16.        Affirmation. You acknowledge that You have carefully read this Agreement, You know and understand its terms and conditions, and You have had the opportunity to ask the Company any questions You may have had prior to signing this Agreement.


IN WITNESS WHEREOF, the Parties have signed this Agreement as of the Effective Date.
Internap Corporation
By: /s/ Peter D. Aquino
/s/ Michael T. Sicoli
Title: Chief Executive Officer
Print Name:  Michael T. Sicoli


A.          “Customer” means any person or entity to which the Company has sold its products or services.
B.          “Licensed Materials” means any materials that You utilize for the benefit of the Company, or deliver to the Company or the Company’s Customers, which (i) do not constitute Work Product, (ii) are created by You or of which You are otherwise in lawful possession, and (iii) You may lawfully utilize for the benefit of, or distribute to, the Company or the Company’s Customers, regardless of whether they are resellers, distributors or end users.

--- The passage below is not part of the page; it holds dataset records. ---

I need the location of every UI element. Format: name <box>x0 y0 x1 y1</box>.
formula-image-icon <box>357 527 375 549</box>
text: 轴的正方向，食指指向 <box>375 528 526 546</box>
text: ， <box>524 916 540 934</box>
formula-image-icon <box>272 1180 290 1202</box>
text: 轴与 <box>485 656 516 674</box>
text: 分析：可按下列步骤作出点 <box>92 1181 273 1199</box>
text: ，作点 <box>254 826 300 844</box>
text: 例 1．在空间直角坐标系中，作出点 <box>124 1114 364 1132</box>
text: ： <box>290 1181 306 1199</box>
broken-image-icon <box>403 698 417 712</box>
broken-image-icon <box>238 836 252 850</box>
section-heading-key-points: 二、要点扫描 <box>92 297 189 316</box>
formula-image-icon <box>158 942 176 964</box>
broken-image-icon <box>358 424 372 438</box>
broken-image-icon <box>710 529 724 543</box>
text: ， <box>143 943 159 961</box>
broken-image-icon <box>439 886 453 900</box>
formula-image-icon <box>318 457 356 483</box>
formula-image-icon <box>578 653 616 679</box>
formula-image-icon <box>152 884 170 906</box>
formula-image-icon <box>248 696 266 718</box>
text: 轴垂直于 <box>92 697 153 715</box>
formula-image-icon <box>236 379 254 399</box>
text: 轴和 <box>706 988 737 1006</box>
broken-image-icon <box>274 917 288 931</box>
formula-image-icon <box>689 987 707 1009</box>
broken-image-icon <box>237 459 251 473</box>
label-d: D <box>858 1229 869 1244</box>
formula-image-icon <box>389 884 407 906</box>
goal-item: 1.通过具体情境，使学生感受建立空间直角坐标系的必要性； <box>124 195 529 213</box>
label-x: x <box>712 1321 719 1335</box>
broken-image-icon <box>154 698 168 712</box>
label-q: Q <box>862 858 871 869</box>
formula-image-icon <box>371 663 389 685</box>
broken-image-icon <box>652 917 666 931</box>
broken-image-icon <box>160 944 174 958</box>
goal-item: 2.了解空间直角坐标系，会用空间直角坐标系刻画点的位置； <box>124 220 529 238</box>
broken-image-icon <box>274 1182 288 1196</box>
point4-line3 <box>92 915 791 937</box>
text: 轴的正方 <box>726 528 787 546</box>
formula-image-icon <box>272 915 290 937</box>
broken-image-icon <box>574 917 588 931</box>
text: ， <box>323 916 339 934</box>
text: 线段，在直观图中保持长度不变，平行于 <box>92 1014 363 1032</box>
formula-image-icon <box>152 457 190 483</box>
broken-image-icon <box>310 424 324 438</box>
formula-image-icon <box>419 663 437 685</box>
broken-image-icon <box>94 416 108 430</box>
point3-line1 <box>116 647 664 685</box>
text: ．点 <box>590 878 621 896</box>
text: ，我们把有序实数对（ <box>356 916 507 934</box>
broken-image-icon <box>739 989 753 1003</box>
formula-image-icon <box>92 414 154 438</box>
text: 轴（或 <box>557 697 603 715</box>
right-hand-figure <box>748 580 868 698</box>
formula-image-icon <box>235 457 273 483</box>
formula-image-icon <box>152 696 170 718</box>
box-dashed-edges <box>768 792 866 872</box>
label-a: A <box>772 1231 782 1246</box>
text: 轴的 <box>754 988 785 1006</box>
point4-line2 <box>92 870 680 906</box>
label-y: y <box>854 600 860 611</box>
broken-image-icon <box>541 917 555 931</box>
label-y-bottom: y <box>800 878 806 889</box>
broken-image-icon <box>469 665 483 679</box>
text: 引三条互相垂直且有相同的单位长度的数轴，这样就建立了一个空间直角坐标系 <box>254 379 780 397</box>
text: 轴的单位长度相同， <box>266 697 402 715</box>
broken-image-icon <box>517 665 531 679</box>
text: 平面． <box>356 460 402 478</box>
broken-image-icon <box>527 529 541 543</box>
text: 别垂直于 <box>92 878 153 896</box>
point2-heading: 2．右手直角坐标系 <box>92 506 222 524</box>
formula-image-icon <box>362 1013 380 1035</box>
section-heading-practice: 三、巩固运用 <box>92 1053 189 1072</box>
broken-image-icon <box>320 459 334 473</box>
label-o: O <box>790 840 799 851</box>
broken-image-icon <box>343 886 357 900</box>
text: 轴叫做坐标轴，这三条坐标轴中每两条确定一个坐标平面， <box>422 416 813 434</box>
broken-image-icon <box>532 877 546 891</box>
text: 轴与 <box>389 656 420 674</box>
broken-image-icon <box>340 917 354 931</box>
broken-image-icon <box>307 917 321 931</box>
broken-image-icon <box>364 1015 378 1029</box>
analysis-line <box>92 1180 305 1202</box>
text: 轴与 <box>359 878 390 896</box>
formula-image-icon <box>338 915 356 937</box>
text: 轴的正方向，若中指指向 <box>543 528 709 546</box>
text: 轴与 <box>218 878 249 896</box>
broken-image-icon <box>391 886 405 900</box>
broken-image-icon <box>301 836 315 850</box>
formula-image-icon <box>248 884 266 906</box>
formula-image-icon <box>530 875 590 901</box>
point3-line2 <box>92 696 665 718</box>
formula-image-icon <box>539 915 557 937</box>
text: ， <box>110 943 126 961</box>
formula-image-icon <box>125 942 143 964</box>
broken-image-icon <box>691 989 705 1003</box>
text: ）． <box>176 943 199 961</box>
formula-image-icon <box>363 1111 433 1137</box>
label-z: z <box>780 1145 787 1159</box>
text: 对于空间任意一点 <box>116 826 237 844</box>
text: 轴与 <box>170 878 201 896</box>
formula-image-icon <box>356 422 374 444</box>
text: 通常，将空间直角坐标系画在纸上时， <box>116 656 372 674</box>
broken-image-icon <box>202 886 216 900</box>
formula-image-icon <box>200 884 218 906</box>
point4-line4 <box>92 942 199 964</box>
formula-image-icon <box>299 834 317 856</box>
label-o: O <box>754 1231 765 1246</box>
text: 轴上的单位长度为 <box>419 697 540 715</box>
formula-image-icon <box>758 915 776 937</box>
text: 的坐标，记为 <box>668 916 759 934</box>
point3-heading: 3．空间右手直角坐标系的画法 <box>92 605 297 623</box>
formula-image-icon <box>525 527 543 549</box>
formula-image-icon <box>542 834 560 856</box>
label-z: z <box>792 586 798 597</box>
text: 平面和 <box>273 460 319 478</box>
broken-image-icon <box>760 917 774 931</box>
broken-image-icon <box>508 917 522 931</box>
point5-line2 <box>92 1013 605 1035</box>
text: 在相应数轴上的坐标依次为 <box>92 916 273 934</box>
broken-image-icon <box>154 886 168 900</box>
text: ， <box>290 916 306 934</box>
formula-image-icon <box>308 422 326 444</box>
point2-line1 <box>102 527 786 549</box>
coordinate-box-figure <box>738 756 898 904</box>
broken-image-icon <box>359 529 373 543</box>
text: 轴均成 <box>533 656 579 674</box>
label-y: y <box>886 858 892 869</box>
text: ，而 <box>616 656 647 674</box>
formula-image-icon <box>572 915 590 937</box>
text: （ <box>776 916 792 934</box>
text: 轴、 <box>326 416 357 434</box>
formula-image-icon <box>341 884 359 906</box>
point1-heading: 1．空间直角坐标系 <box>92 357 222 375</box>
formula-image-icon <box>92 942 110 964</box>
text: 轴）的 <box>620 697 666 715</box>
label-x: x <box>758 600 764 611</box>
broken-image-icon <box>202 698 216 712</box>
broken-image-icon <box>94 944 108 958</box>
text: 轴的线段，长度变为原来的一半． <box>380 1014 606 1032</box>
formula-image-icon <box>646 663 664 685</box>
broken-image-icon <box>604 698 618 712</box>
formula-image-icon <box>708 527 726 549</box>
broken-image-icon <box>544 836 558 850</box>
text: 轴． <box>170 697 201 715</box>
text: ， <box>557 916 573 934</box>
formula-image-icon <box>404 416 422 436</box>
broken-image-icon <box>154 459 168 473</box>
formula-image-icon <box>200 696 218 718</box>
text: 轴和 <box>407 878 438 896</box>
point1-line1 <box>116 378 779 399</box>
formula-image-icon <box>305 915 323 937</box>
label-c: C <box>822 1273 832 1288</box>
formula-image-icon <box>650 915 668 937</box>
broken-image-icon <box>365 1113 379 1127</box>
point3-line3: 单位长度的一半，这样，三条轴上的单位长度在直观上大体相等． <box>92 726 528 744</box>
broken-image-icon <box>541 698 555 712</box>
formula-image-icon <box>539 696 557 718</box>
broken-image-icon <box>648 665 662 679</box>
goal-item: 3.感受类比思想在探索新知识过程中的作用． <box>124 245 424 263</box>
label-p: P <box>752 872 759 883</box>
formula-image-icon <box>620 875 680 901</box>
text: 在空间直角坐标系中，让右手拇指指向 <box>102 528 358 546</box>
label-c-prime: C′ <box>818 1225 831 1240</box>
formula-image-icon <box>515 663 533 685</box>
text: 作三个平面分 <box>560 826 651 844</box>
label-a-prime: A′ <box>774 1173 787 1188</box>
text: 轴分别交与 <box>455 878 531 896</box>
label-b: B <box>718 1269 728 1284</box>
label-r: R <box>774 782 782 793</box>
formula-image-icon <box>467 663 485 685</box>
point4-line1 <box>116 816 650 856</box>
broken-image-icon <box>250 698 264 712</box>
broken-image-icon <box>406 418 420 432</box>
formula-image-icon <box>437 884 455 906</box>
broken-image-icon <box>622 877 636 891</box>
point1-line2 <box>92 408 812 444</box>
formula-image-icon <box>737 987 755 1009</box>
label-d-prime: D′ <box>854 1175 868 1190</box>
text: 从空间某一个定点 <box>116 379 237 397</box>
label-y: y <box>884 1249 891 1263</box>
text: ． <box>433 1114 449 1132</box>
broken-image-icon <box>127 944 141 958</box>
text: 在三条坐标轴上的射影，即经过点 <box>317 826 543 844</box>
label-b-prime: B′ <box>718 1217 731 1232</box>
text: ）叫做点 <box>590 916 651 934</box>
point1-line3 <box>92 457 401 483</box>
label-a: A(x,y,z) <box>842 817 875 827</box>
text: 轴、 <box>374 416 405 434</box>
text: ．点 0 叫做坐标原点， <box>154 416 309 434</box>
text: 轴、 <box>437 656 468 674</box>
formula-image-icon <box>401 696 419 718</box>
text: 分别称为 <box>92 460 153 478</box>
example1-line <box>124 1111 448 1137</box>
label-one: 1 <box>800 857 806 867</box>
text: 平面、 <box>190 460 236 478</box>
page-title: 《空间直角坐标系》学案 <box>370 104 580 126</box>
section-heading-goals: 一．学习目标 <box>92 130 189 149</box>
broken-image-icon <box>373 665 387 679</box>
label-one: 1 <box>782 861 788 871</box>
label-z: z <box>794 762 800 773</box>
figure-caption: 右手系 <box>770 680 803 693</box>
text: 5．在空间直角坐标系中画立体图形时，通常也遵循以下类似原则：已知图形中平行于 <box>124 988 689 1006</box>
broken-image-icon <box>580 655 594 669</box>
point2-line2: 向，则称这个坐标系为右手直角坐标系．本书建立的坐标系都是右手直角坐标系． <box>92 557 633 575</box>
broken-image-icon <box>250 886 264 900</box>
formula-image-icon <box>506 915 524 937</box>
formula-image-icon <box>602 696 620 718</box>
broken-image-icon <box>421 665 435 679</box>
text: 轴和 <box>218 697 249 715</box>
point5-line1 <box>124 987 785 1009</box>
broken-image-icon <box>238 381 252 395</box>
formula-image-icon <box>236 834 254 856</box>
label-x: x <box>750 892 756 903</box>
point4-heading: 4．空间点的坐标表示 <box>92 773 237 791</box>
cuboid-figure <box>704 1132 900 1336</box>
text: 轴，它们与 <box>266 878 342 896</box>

C.          “Work Product” means:

any data, databases, materials, documentation, computer programs, inventions (whether or not patentable), designs, trademarks and/or works of authorship, including but not limited to, discoveries, ideas, concepts, properties, formulas, compositions, methods, programs, procedures, systems, techniques, products, improvements, innovations, writings, pictures, audio, video, images and artistic works and any related application or registrations and each and every original, interim and final version, copy, replica, prototype or other original work of authorship thereof or in any way related thereto, any and all reproductions, distribution rights, ancillary rights, performances, displays, derivative works, amendments, versions, modifications, copies or other permutations of the foregoing, regardless of the form or type and the renewals and extensions thereof, or

any subject matter (including but not limited to any new and useful process, machine, manufacture or composition or matter, or any new and useful improvement thereof) protected or eligible for protection under patent, copyright, proprietary database, trademark, trade secret, rights of publicity, confidential information or other property rights, including all worldwide rights therein,
that is or was conceived, created or developed in whole or in part by You while employed by the Company and that either (a) is created within the scope of Your employment, (b) is based on, results from or is suggested by any work performed within the scope of Your employment and is directly or indirectly related to the business of the Company or a line of business that the Company may reasonably be interested in pursuing, (c) has been or will be paid for by the Company, or (d) was created or improved in whole or in part by using the Company’s time, resources, data, facilities or equipment.